C’est d’ailleurs là que se situe le cœur des critiques de Berna­dette Gauthier contre le programme : étant mineurs, les enfants sont expo­sés avec l’au­to­ri­sa­tion de leurs parents, mais ils n’ont pas pu donner eux-mêmes « un consen­te­ment éclairé » alors qu’on les filme dans leur inti­mité. La théra­peute assure qu’elle « ne juge pas ces parents en détresse » dont elle comprend « qu’ils aient peur des travailleurs sociaux et préfèrent appe­ler à l’aide une émis­sion de télé­vi­sion ». Mais d’après elle, « c’est le problème des adultes s’ils veulent se mettre en avant, pas celui des enfants ». Du côté de TF1, pas de réac­tion. La chaîne laisse les produc­teurs monter au créneau pour défendre l’émis­sion.

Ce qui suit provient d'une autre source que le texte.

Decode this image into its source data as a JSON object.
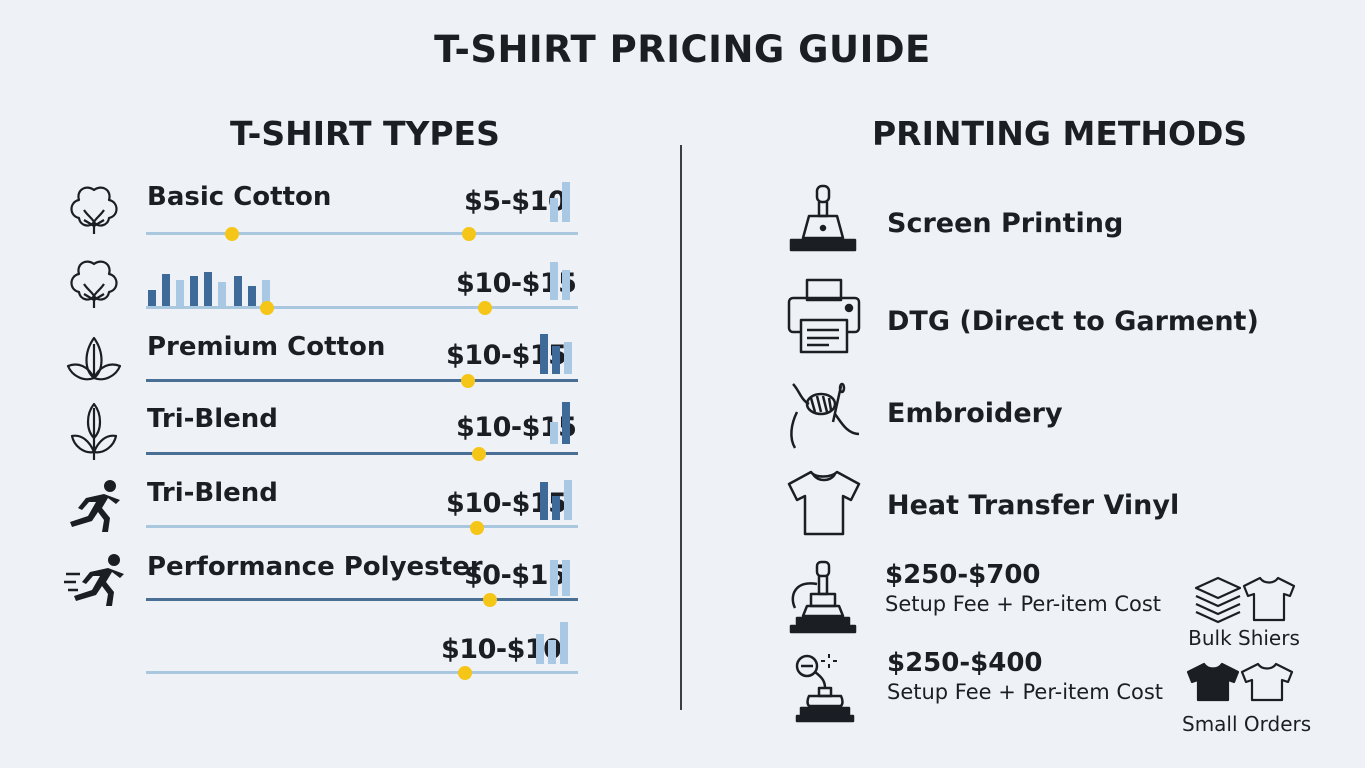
{
  "title": "T-SHIRT PRICING GUIDE",
  "types": {
    "heading": "T-SHIRT TYPES",
    "rows": [
      {
        "icon": "cotton-flower-icon",
        "label": "Basic Cotton",
        "price": "$5-$10"
      },
      {
        "icon": "cotton-flower-icon",
        "label": "",
        "price": "$10-$15"
      },
      {
        "icon": "leaf-icon",
        "label": "Premium Cotton",
        "price": "$10-$15"
      },
      {
        "icon": "leaf-icon",
        "label": "Tri-Blend",
        "price": "$10-$15"
      },
      {
        "icon": "runner-icon",
        "label": "Tri-Blend",
        "price": "$10-$15"
      },
      {
        "icon": "runner-icon",
        "label": "Performance Polyester",
        "price": "$0-$15"
      },
      {
        "icon": "",
        "label": "",
        "price": "$10-$10"
      }
    ]
  },
  "methods": {
    "heading": "PRINTING METHODS",
    "items": [
      {
        "icon": "squeegee-icon",
        "label": "Screen Printing"
      },
      {
        "icon": "printer-icon",
        "label": "DTG (Direct to Garment)"
      },
      {
        "icon": "needle-thread-icon",
        "label": "Embroidery"
      },
      {
        "icon": "tshirt-icon",
        "label": "Heat Transfer Vinyl"
      }
    ],
    "costs": [
      {
        "icon": "press-machine-icon",
        "price": "$250-$700",
        "description": "Setup Fee + Per-item Cost",
        "tag": "Bulk Shiers"
      },
      {
        "icon": "joystick-press-icon",
        "price": "$250-$400",
        "description": "Setup Fee + Per-item Cost",
        "tag": "Small Orders"
      }
    ]
  },
  "colors": {
    "accent_dot": "#f5c518",
    "bar_dark": "#3d6a99",
    "bar_light": "#a8c8e4",
    "line_light": "#a9c7df",
    "line_dark": "#4a6f95"
  }
}
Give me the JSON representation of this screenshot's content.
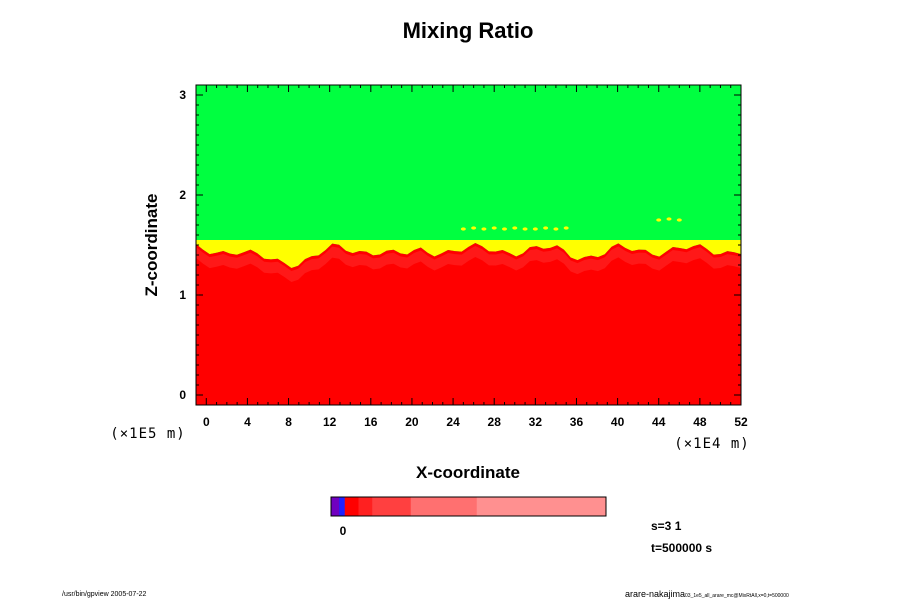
{
  "chart_data": {
    "type": "heatmap",
    "title": "Mixing Ratio",
    "xlabel": "X-coordinate",
    "ylabel": "Z-coordinate",
    "x_unit": "(×1E4 m)",
    "y_unit": "(×1E5 m)",
    "xlim": [
      -1,
      52
    ],
    "ylim": [
      -0.1,
      3.1
    ],
    "x_ticks": [
      "0",
      "4",
      "8",
      "12",
      "16",
      "20",
      "24",
      "28",
      "32",
      "36",
      "40",
      "44",
      "48",
      "52"
    ],
    "y_ticks": [
      "0",
      "1",
      "2",
      "3"
    ],
    "regions": [
      {
        "name": "upper",
        "color": "#00ff40",
        "z_range": [
          1.55,
          3.1
        ]
      },
      {
        "name": "transition",
        "color": "#ffff00",
        "z_range": [
          1.45,
          1.55
        ]
      },
      {
        "name": "lower",
        "color": "#ff0000",
        "z_range": [
          -0.1,
          1.45
        ]
      }
    ],
    "colorbar": {
      "label": "0",
      "colors": [
        "#7000c0",
        "#2020ff",
        "#ff0000",
        "#ff2020",
        "#ff4040",
        "#ff7070",
        "#ff9090"
      ],
      "fractions": [
        0.03,
        0.02,
        0.05,
        0.05,
        0.14,
        0.24,
        0.47
      ]
    },
    "info": {
      "s": "s=3 1",
      "t": "t=500000 s"
    }
  },
  "footer": {
    "left": "/usr/bin/gpview 2005-07-22",
    "right": "arare-nakajima",
    "right_small": "03_1e5_all_arare_mc@MixRtAll,x=0,t=500000"
  }
}
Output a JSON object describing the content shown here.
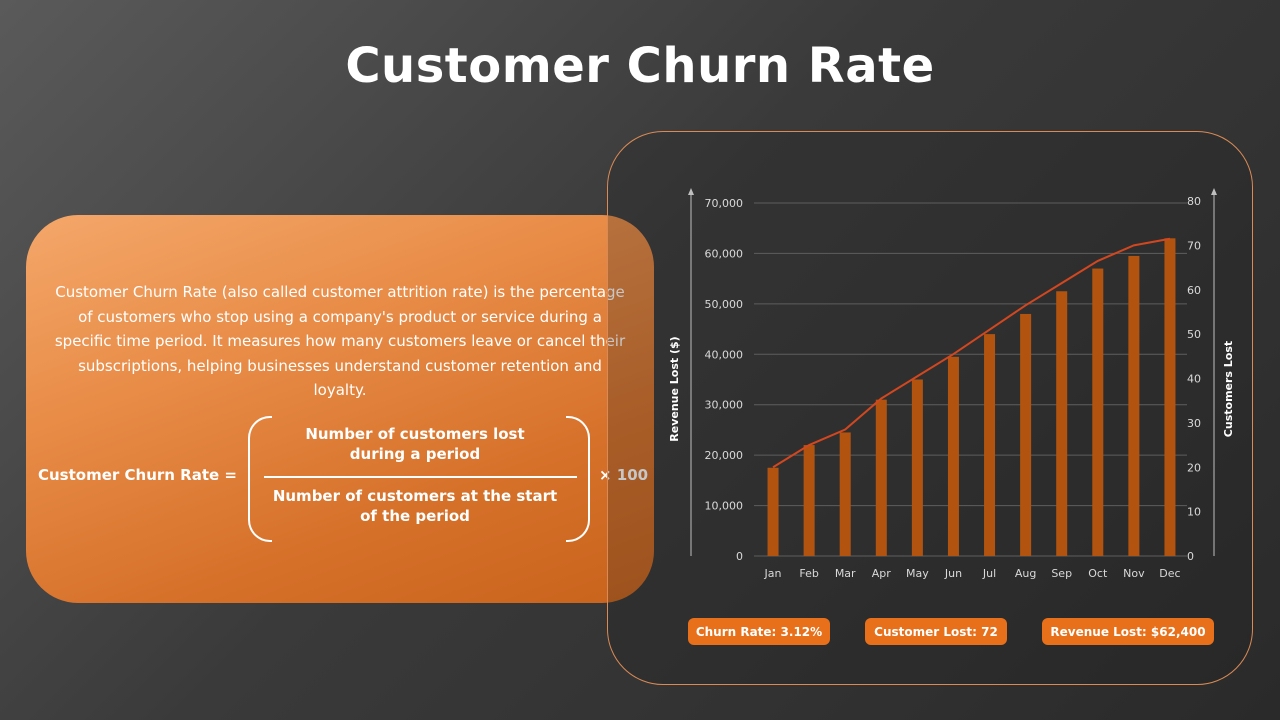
{
  "title": "Customer Churn Rate",
  "info": {
    "description": "Customer Churn Rate (also called customer attrition rate) is the percentage of customers who stop using a company's product or service during a specific time period. It measures how many customers leave or cancel their subscriptions, helping businesses understand customer retention and loyalty.",
    "formula_label": "Customer Churn Rate =",
    "numerator_line1": "Number of customers lost",
    "numerator_line2": "during a period",
    "denominator_line1": "Number of customers at the start",
    "denominator_line2": "of the period",
    "multiplier": "× 100"
  },
  "stats": {
    "churn_rate": "Churn Rate: 3.12%",
    "customer_lost": "Customer Lost: 72",
    "revenue_lost": "Revenue Lost: $62,400"
  },
  "colors": {
    "bar": "#b2540f",
    "line": "#d2471f",
    "accent": "#e8701a",
    "card_orange": "#e88c47"
  },
  "chart_data": {
    "type": "bar",
    "categories": [
      "Jan",
      "Feb",
      "Mar",
      "Apr",
      "May",
      "Jun",
      "Jul",
      "Aug",
      "Sep",
      "Oct",
      "Nov",
      "Dec"
    ],
    "series": [
      {
        "type": "bar",
        "axis": "left",
        "values": [
          17500,
          22000,
          24500,
          31000,
          35000,
          39500,
          44000,
          48000,
          52500,
          57000,
          59500,
          63000
        ]
      },
      {
        "type": "line",
        "axis": "right",
        "values": [
          20,
          25,
          28.5,
          35.5,
          40.5,
          45.5,
          51,
          56.5,
          61.5,
          66.5,
          70,
          71.5
        ]
      }
    ],
    "ylabel": "Revenue Lost ($)",
    "y2label": "Customers Lost",
    "ylim": [
      0,
      70000
    ],
    "yticks": [
      "70,000",
      "60,000",
      "50,000",
      "40,000",
      "30,000",
      "20,000",
      "10,000",
      "0"
    ],
    "y2lim": [
      0,
      80
    ],
    "y2ticks": [
      "80",
      "70",
      "60",
      "50",
      "40",
      "30",
      "20",
      "10",
      "0"
    ],
    "grid": true
  }
}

Et Shine France ne veut pas en démordre : « Sylvie [Jenaly] est une grande profes­sion­nelle qui, depuis près de 20 ans, défend le bien-être des enfants, insiste la produc­tion. Elle prône une éduca­tion basée sur l’écoute et l’échange au travers de règles et d’un cadre néces­saire aux enfants. » Pour Shine France, les résul­tats sont là puisque 55 familles ont été aidées et Super Nanny est « toujours en contact » avec celles-ci. Berna­dette Gauthier juge toute­fois que ces argu­ments sont biai­sés : « Évidem­ment qu’a­vec les parents, tout se passe bien, a lâché la théra­peute. Super Nanny prend fait et cause pour eux. »

La péti­tion sera exami­née la semaine prochaine par le CSA qui indique qu’il instruira le dossier « si des enfants sont mis en posi­tion d’être moqués ». Auquel cas, c’est Super Nanny elle-même qui risque de se faire tirer les oreilles.